Over the last couple of weeks, I’ve been listening to the “How I Built It” Podcast with Guy Raz. From listening to the founders of Southwest Airlines and Famous Dave’s to the CEO of Kodiak Cakes and Inventor of Dippin’ Dots, there’s so much power in learning from the highs, lows, and twists and turns of a company’s history.

Hearing these stories and countless others, the first of three common business mistakes is the indelible focus on short term performance.

Here are some of the risks and challenges that come with a short term mindset:

1. An Underdeveloped Infrastructure

Talent and transactions over time are essential in creating the systems, processes, products, relationships, and culture that are necessary to grow over the long haul. When we’re focused on the next quarter or two, it’s incredibly difficult to find time to tackle the priorities that will impact the organization in the coming years or decades.

2. Inflated Performance Tracking

One common issue found in companies focused on short-run growth is overly aggressive accounting methodology. From depreciation schedules to inventory management booking, there’s much turmoil found in celebrating near term profit and lamenting languishing performance. With unending challenges that will come over time, managing financials in a conservative fashion is powerful in establishing sustaining growth.

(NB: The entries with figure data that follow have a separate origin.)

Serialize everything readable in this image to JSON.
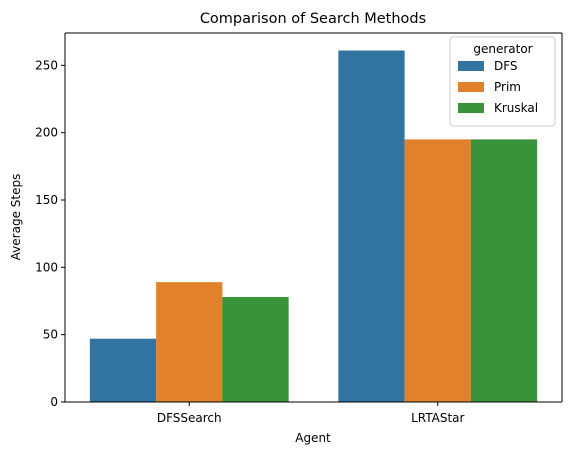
{
  "chart_data": {
    "type": "bar",
    "title": "Comparison of Search Methods",
    "xlabel": "Agent",
    "ylabel": "Average Steps",
    "categories": [
      "DFSSearch",
      "LRTAStar"
    ],
    "series": [
      {
        "name": "DFS",
        "values": [
          47,
          261
        ],
        "color": "#3274a1"
      },
      {
        "name": "Prim",
        "values": [
          89,
          195
        ],
        "color": "#e1812c"
      },
      {
        "name": "Kruskal",
        "values": [
          78,
          195
        ],
        "color": "#3a923a"
      }
    ],
    "ylim": [
      0,
      274
    ],
    "yticks": [
      0,
      50,
      100,
      150,
      200,
      250
    ],
    "legend": {
      "title": "generator",
      "placement": "top-right"
    },
    "grid": false
  }
}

3. Second Rate Deals and Low Caliber Customers

Starving salespeople, teams, and companies have an ever decreasing standard on the projects they’ll take on and the customers they’ll support. When our teams focus on the short run, we end up spending time on projects and customers that won’t be beneficial in creating a strong business foundation. We are more likely to work with people who don’t have a shared vision or values in the business space.

4. Failure to Invest in People

Carrying a short lens tends to lead to a “fixed” mindset. The focus naturally becomes WHO can do WHAT right NOW versus building into people who can practice now and will grow into the people needed to build the organization in the years to come.

As Simon Sinek shares in the Infinite Game, there’s something entirely different available to companies living beyond the quarter. The vision and lens impact the strategy and the strategy impacts the culture and the way our teams execute.

Each of us as leaders needs to ask “what do we want to accomplish in 2 or 4 or 10 or 30 years?” When we step out of the day-to-day, we open our minds to fresh ideas that are critical in stirring our teams toward the future.

Cheers to moving teams forward today while shaping tomorrow!